Junior Courtney Payne invited a panel of experts to campus last week to weigh in on the future of cars. This future, they all agreed, would have to be one in which a variety of fuels were available on the market.
The three guests came at the issue from different sectors. Ben Burke ’99 is a geologist with Noble Energy, Inc., a natural gas company in Denver, Colo. Tom Twist is the sustainability officer for the Chewonki Foundation, an educational nonprofit with an environmental focus, based in Wiscasset, Maine. And Mark Rosenblatt is the advisor and founder of several organizations that are trying to open the transportation market to competitive fuels.
With several other like-minded students (including Alithea McFarlane ’14, Anna Hall ’15 and Margaret Lindeman ’15), Payne is actively trying to “bring the environmental discussion to a broad group of students,” she said. The subject of cars has a broad appeal because we all need to get to places, and we all mostly use cars to do so. Payne said she wanted to organize a panel with people who could shed light on different aspects of the automobile industry.
While all of the panelists agreed that the oil industry serves as the main hindrance to the future of automobiles, they offered different approaches to the problem.
Rosenblatt noted that currently the world requires more barrels of oil a year than it can produce, and that these numbers will continue to move in opposite directions. “We can’t produce our way out of this problem,” he said, “and the next barrel we take out is always going to be more expensive than the last.” As an advisor to the nonpartisan Fuel Freedom Foundation, Rosenblatt sees promise in fuel alternatives. “We are at a moment in history where there are truly cheaper and cleaner alternatives to oil,” he said.
We are at a moment in history where there are truly cheaper and cleaner alternatives to oil.” Mark Rosenblatt P’14
Twist agreed that fuel alternatives are the most immediate solution to rising gas prices and deepening environmental degradation. He said that at the Chewonki Foundation, students experiment with ethanol and biodiesel production, making fuels from vegetable oil or animal fat. The school also has one of the first renewable hydrogen projects in the country. “Biofuels are…what is in our cars right now,” Twist said.

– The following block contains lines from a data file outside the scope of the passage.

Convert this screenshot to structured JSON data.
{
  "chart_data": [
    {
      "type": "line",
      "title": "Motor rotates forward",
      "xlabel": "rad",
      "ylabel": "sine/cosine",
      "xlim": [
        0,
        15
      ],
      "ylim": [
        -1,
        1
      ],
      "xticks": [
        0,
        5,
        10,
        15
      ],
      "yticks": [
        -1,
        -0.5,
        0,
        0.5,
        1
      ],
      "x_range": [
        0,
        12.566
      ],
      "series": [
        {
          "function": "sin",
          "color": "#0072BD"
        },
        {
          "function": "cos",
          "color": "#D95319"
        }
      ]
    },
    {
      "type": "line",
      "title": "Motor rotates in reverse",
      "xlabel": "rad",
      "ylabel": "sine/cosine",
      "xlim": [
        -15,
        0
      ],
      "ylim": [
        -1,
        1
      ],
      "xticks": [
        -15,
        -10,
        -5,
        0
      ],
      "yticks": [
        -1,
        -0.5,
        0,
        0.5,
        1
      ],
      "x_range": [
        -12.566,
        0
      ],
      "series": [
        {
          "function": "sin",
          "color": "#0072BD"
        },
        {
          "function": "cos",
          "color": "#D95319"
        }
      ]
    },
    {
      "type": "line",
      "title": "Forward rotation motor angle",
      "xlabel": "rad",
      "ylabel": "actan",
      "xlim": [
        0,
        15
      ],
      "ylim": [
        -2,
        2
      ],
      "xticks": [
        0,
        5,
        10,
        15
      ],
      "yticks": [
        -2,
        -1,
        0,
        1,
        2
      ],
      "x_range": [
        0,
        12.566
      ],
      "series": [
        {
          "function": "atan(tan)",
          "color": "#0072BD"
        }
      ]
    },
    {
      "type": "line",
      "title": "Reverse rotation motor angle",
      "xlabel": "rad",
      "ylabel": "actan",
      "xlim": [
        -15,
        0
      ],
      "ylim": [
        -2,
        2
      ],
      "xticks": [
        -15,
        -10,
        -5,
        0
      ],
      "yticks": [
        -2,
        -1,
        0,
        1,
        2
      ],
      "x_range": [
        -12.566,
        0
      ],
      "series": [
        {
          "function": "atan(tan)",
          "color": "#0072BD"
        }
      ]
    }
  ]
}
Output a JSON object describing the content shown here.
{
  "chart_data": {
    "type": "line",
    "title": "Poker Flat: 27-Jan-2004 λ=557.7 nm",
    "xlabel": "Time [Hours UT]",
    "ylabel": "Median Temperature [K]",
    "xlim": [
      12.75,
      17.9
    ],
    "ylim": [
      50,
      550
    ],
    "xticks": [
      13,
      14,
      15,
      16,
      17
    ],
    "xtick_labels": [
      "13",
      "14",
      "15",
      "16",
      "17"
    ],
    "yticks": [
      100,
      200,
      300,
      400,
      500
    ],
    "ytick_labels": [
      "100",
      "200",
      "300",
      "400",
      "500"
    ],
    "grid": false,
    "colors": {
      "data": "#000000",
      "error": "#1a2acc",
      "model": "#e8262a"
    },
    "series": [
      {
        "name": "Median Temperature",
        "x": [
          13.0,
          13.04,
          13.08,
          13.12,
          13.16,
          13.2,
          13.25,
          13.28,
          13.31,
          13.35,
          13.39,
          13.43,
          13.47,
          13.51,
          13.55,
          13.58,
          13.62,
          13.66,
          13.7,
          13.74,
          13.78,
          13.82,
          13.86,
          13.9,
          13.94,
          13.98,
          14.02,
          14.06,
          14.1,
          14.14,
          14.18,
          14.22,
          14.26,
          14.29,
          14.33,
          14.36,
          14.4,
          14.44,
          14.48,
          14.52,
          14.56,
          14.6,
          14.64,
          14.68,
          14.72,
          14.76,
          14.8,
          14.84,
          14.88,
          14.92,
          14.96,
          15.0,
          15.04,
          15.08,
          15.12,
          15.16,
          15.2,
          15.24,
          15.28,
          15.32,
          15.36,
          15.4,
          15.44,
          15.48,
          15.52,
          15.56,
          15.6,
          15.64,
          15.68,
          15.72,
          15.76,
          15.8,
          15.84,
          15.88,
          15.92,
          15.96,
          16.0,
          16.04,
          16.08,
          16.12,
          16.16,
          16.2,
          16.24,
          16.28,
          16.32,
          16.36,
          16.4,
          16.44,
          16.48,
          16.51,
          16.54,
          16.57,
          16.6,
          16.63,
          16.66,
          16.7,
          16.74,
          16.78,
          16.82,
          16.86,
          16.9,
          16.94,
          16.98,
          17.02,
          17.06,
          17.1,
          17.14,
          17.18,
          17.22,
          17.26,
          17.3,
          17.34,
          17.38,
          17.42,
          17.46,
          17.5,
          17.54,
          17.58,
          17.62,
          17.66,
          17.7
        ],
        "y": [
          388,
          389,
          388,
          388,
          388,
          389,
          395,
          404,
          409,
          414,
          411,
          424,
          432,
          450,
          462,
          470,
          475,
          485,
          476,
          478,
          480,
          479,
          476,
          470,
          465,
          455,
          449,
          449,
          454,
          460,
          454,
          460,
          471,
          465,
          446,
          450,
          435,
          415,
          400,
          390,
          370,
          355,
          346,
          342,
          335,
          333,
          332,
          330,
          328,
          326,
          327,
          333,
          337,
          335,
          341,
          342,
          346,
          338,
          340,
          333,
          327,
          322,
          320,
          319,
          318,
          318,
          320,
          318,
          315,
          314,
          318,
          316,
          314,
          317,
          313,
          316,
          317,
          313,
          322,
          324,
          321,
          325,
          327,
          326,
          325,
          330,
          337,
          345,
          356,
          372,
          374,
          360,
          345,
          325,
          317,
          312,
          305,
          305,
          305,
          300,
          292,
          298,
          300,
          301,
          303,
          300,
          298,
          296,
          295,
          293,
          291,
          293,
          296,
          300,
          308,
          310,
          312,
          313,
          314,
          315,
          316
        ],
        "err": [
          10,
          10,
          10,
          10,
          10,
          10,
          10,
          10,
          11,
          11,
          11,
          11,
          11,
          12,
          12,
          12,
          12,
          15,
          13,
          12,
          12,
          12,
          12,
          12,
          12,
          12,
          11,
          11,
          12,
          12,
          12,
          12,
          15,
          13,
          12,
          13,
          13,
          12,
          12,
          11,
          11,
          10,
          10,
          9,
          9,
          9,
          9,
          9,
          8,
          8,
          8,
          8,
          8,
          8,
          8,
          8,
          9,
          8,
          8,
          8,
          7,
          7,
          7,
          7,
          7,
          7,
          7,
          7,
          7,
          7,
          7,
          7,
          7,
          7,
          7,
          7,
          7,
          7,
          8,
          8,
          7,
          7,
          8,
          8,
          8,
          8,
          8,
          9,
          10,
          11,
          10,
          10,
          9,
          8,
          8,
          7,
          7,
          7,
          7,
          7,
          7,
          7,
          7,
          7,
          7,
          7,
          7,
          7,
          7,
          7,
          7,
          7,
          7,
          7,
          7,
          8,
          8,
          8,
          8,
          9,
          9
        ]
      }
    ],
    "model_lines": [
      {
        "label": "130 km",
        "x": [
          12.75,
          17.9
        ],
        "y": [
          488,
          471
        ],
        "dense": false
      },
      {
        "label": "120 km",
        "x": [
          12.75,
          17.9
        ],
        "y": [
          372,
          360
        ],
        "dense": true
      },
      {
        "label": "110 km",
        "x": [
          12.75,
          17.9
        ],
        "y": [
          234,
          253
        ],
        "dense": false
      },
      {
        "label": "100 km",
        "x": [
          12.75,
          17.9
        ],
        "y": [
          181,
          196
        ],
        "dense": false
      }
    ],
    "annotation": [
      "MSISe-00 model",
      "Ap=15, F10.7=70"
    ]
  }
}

Coming at the issue as a geologist, Burke said he seeks to maximize production from each individual oil well instead of trying to draw new ones. He also wants to reduce side emissions from natural gas extractions. “Anything that escapes is not only lost profits to the shareholders, but is also bad for the environment,” he said.
The biggest issue at the moment is the inelasticity of the oil industry, Rosenblatt said, which is a remnant from the oil monopoly that rose up in the early 1920s. The Fuel Freedom Foundation is working to remove barriers to competition in the fuel market. “We are trying to open up the regulation, so that alternative fuels can actually come to the market,” which Rosenblatt acknowledge will be challenging. “We’ve had bills in Congress since 2006 that have never gotten out of committee,” he said.
While the fuel market is slowing down immediate progress, all panelists said they have high hopes for the future of cars. “Electric hybrid cars are the ultimate solution,” Rosenblatt said. “The technology just isn’t there yet, but it will compete in the future.”
After the panel, Rosenblatt talked to Payne about making the panel discussion an annual event because these issues are so important. “It’s good to hear the questions the students have,” he said.